The convention center also hosted a car show next door, and the bouncing vibrations from the car stereos pounded us all day. The artists inking sketches complained that the tables were vibrating.

I had dinner with people I know from online and drove back home, returning at 11:30. I was dead tired, my feet hurt, and my voice was shot, but it was as fun as I hoped.

The next day, Your Sis tackled her closets, and I weeded the garden. I was officially asked to join the theatre board of directors by email, and by email I declined. I cited my full dance card and offered to help with publicity in any way I feasibly can.

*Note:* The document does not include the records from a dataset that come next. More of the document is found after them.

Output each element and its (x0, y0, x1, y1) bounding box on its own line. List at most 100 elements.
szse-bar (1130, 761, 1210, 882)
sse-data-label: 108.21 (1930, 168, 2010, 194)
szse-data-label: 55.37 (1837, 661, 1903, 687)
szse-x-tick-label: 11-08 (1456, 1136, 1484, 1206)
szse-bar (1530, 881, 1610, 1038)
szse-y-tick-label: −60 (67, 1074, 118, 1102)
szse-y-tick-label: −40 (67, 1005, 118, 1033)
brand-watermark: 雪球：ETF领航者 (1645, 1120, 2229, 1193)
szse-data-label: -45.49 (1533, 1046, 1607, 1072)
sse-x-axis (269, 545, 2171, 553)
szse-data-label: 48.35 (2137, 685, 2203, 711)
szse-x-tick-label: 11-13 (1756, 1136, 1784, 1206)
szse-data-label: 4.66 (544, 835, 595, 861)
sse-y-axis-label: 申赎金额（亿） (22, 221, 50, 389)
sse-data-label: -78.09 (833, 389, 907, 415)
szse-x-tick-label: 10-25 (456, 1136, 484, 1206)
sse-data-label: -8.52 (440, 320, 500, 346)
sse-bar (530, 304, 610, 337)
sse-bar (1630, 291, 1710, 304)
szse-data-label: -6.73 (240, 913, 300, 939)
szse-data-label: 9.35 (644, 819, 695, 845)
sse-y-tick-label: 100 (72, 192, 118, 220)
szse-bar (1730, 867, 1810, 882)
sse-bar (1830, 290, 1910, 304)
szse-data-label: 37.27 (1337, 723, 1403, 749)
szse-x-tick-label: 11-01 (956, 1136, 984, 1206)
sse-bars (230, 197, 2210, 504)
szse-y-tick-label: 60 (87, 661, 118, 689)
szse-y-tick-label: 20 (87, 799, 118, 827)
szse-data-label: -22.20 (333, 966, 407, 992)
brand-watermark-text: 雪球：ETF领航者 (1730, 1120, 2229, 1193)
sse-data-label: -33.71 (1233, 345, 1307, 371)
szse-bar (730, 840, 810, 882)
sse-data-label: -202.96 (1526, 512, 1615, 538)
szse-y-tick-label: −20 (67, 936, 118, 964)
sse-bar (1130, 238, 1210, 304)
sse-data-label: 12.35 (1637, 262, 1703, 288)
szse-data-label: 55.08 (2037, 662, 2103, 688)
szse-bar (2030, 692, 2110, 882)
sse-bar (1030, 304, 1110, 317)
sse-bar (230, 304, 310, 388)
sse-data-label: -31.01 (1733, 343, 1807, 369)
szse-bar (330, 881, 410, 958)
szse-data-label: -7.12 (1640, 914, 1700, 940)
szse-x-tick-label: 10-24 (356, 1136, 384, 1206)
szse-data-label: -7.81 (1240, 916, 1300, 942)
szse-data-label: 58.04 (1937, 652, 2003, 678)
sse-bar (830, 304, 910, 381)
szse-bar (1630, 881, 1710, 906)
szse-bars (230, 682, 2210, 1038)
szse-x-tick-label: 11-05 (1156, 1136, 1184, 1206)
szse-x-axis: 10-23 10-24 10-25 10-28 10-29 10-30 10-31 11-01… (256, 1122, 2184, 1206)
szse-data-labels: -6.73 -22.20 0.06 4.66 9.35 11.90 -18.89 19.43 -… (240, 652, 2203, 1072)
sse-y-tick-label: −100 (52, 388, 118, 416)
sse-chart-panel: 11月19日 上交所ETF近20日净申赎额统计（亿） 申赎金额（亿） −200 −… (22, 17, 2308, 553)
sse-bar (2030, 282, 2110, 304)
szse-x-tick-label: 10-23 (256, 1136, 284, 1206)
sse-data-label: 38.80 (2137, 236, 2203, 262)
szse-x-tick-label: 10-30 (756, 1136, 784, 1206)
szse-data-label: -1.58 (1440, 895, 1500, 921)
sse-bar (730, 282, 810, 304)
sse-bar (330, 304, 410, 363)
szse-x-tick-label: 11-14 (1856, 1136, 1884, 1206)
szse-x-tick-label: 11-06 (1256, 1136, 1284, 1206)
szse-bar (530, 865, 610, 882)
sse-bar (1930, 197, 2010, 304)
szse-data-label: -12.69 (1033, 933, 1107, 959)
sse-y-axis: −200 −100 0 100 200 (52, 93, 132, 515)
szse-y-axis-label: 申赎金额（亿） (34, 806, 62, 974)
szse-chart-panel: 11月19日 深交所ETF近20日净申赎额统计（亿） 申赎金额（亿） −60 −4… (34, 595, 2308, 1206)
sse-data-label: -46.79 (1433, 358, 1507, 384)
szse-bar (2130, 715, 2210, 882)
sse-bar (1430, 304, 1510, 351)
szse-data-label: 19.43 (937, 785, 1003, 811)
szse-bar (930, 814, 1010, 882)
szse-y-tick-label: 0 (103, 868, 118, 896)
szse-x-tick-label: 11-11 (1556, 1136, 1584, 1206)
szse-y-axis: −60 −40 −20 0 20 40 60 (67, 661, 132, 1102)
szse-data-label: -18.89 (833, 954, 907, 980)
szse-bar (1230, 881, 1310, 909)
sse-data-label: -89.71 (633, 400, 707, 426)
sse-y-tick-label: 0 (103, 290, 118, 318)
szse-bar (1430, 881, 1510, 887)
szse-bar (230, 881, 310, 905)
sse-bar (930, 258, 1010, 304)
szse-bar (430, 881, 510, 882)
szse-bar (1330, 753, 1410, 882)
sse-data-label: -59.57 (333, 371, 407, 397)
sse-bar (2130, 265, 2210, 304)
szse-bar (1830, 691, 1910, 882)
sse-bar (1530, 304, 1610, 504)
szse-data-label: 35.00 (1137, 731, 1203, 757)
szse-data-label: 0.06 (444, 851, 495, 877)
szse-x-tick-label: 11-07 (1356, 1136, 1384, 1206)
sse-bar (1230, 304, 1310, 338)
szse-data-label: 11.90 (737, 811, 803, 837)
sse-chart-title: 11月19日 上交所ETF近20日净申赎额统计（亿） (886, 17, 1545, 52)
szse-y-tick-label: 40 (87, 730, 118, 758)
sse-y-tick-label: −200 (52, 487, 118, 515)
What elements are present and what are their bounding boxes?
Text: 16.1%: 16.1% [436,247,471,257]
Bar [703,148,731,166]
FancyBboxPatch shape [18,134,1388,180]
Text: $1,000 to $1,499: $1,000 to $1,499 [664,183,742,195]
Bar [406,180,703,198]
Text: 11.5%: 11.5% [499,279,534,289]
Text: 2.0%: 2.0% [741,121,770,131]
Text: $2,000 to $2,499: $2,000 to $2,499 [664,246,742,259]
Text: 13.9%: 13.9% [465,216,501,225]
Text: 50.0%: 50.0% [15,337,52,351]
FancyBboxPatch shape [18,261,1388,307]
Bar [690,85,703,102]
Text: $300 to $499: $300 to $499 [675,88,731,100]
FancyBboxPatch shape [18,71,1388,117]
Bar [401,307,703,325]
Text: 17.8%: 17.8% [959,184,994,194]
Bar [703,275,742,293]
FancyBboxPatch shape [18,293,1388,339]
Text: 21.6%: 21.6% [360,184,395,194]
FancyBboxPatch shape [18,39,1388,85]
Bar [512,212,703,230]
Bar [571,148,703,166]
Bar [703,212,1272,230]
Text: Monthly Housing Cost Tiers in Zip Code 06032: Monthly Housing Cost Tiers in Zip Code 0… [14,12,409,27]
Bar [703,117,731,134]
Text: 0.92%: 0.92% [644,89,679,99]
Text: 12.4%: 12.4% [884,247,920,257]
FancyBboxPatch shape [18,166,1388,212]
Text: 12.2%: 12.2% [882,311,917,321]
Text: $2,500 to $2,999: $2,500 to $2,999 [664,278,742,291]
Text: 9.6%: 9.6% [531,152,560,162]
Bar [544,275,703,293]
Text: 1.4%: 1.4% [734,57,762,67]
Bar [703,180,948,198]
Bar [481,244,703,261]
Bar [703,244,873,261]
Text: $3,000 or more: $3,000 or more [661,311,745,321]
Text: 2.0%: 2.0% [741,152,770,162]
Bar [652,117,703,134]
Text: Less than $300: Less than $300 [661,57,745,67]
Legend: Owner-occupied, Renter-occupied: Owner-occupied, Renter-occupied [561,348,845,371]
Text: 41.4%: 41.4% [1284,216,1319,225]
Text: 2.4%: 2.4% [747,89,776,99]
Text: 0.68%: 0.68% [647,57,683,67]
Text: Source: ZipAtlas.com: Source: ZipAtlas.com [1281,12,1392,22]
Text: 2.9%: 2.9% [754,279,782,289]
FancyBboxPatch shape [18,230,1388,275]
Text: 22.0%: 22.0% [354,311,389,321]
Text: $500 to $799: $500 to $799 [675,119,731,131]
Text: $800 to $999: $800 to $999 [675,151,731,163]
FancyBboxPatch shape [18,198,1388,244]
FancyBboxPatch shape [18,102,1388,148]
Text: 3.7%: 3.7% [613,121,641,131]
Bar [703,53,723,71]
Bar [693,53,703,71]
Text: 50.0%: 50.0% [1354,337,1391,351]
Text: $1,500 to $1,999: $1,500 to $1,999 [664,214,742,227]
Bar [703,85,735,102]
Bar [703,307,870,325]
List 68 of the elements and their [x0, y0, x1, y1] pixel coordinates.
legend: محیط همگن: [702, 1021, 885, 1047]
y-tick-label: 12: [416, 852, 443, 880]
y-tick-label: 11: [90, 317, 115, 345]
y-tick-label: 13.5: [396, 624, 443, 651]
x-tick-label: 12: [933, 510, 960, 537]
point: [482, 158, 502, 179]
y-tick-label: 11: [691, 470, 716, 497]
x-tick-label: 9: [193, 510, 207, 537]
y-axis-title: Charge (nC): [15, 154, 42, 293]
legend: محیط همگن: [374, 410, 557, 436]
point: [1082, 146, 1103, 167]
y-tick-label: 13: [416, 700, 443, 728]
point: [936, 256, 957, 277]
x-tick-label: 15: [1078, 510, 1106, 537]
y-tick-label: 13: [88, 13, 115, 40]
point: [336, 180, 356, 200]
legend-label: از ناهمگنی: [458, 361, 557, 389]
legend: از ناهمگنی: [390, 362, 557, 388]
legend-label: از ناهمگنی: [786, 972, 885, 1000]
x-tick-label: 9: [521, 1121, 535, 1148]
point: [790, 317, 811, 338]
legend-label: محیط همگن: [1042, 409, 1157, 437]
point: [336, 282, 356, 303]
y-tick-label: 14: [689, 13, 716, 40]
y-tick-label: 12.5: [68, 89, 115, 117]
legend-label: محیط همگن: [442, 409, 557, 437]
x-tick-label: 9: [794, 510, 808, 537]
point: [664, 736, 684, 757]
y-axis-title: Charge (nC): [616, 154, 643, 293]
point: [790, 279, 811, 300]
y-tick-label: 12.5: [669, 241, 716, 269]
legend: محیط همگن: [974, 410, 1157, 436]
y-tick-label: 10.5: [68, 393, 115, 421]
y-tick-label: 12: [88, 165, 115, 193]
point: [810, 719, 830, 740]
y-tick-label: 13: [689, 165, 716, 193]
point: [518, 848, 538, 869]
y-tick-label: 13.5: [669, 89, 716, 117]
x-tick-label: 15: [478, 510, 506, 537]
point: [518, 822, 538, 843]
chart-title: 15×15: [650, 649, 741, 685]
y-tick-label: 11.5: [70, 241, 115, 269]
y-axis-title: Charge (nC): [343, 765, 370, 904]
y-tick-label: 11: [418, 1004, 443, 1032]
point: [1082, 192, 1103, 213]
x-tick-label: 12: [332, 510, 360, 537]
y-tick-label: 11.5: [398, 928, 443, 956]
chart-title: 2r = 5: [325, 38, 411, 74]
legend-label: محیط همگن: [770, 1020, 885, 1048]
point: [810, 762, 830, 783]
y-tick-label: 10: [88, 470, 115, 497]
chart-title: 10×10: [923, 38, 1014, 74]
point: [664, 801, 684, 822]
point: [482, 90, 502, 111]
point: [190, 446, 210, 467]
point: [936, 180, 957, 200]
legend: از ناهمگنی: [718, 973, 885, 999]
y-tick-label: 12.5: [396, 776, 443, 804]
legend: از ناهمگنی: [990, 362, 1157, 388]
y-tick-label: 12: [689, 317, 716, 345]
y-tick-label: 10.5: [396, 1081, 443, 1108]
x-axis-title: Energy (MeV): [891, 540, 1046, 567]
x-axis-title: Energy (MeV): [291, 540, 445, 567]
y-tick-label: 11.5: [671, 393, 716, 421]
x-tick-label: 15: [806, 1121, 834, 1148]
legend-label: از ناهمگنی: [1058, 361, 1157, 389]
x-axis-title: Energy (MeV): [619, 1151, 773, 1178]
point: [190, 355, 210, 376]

If I was asked a few weeks back, I might have jumped at it. I was told the board had moved their meeting times to evening so I could join them, but they scheduled it the same night as a rehearsal. I couldn't go anyway.

Oh, I also invented a new drink at the soda shop: Sweet iced tea with dashes of Tabasco. I call it a Hothouse Flower. You can feel the spice in your throat, but the taste is hidden.

I debated running this morning and crawled out of bed only because Your Sis woke up early. I ran. It hurt. I was on my last quarter-mile, right as I turn to go up the rassem-frassem hill when I spied a runner in white turning the corner downhill. It was Your Sister. As soon as she saw me, she threw up her hand to playfully hide.

I thought something was wrong. Your Sister doesn't run. I thought the house/school/cats were exploding/collapsing/stepped on by Godzookie. I stopped and turned to follow her, and she said she wanted to give running a try. Did I mind? DID I MIND?! I turned off my stopwatch and iPod and jogged alongside her. We slowed to a walk a few times and did about a half mile. I'm thrilled by this. I never thought she would run with me. Even if this doesn't happen again, we had this morning. I'm proud of her.